Look in any spiritual textbook and it will tell you about humility and self-abnegation, particularly if it is a Christian one. Humility is an important virtue that shows one is not dominated by the ego or separate self which is a materialised expression/distortion of the soul. Self-abnegation likewise indicates that the disciple has overcome the ego. But are things really as simple as that? Is humility the only quality the spiritual self should possess?
There are two aspects to the soul which are to do with expansion and contraction, and both must be realised if the soul is to be complete. What, after all, is the point of the soul? What is its purpose? You may say that the soul just is as an individualised expression of divine being which is true enough, but that just refers to its raw state and there must be more or else there would be no need for the soul to descend to the phenomenal world, the subject/object world of duality in which the keywords are experience, expression and experiment. This relates to the self-actualisation of the soul which means its development from a more or less blank cipher to a glorious star being of many colours.
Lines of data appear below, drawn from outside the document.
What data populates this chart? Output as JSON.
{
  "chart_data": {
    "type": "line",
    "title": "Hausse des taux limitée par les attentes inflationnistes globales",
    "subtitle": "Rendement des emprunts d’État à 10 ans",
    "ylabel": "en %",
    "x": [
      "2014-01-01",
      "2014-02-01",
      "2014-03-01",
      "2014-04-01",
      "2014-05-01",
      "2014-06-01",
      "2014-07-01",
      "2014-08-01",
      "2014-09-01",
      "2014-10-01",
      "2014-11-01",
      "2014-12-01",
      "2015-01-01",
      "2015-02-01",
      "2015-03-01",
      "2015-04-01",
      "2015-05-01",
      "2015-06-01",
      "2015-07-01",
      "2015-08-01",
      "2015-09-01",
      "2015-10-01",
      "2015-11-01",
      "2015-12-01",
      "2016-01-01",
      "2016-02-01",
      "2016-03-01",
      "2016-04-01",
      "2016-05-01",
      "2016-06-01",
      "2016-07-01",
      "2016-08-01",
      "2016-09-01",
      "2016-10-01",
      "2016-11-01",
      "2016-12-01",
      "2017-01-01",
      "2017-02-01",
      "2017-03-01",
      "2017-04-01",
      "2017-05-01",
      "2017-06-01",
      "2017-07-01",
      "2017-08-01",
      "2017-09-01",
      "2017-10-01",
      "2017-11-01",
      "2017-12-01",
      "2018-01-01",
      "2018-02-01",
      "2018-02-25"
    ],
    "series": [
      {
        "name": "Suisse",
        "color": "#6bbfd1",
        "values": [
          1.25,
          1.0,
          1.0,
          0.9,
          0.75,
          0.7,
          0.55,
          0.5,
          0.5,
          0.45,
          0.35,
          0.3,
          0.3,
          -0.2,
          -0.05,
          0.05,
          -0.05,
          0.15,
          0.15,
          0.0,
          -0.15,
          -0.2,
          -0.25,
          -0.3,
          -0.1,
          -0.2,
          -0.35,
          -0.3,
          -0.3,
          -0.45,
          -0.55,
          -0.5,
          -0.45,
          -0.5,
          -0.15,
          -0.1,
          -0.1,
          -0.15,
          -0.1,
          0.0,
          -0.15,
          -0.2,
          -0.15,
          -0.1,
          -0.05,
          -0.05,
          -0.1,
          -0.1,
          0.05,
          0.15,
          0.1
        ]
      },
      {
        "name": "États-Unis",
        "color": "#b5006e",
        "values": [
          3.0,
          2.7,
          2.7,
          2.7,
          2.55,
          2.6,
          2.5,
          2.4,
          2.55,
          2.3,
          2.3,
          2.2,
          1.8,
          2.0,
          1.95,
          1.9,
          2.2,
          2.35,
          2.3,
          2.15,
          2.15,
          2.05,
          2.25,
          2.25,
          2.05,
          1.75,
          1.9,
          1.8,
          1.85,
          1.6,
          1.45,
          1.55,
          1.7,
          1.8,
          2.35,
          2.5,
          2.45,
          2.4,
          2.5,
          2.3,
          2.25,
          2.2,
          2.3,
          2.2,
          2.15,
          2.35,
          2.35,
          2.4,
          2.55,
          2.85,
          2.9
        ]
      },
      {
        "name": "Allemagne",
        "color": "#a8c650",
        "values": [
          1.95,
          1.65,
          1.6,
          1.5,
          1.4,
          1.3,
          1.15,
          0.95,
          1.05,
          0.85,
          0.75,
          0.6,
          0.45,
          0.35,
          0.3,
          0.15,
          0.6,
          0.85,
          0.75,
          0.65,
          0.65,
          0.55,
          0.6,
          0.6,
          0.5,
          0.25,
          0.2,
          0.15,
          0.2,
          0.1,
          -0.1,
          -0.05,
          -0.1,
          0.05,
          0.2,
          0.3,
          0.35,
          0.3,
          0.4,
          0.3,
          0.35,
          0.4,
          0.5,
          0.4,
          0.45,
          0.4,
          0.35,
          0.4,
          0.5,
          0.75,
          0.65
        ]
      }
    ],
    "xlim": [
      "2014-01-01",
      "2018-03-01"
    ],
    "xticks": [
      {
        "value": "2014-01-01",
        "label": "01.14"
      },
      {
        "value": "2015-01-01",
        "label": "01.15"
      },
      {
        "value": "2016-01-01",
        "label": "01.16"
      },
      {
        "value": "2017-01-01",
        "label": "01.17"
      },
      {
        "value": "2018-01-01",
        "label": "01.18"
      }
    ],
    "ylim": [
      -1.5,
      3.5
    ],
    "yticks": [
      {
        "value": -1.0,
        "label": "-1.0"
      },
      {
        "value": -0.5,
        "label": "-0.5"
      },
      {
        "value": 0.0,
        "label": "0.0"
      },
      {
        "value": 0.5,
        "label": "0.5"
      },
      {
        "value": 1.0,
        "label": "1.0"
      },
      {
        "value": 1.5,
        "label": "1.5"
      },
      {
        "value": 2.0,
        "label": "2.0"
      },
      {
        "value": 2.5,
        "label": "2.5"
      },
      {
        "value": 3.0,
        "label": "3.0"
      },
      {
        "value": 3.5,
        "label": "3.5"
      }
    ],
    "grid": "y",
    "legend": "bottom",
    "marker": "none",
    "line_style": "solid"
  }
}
Humility relates to the awareness of the oneness of life and the supreme reality of God, the knowledge that all that you are comes from God. It is not yours. It is his gift to you. But the soul is also called to become great. The soul is not a servant or slave, and any religion that teaches this is not worthy of your spiritual allegiance. The soul has the potential to be a king or queen, and this is the path it must follow. The more you have, the more you can give. The soul should strive to have everything and to be everything. This is its destiny, and this is where pride comes into the the equation.
The spiritual person is proud. He seeks the exaltation of the self. He strives to express the majesty of God in his person. This is right and proper and what we are called to do. We are kings of the universe if only we knew it. We can wield powers that could destroy planets. We can master and direct the pure force of spiritual will.
At the same time, the spiritual person is humble. He knows that everything comes from God. He knows that all he has, others can have too. He is bound to the rest of life with bonds of love. He lives in a permanent state of gratitude to his Creator.
Humility and pride relate to love and will, and the two are not mutually exclusive but part of the whole. Christianity has focussed, to excess some might say, on humility, while the old pagan religions, especially those of the Indo-Europeans, sought the path of the hero. There is no contradiction between these two if one understands that they relate to different aspects of the spiritual path, the push forward of the undeveloped self to mastery and its subsequent return to the inner knowledge of God. The problem has been the expression of humility and pride in the wrong spheres. The spiritual self should have pride and the worldly self humility. Some Christians have made the mistake of transferring humility to the soul and some pagans in the past made the opposite error, but if you understand the nature of the inner and outer aspects to your being you will see that both humility and pride (of the right sort) have their place in the spiritual life.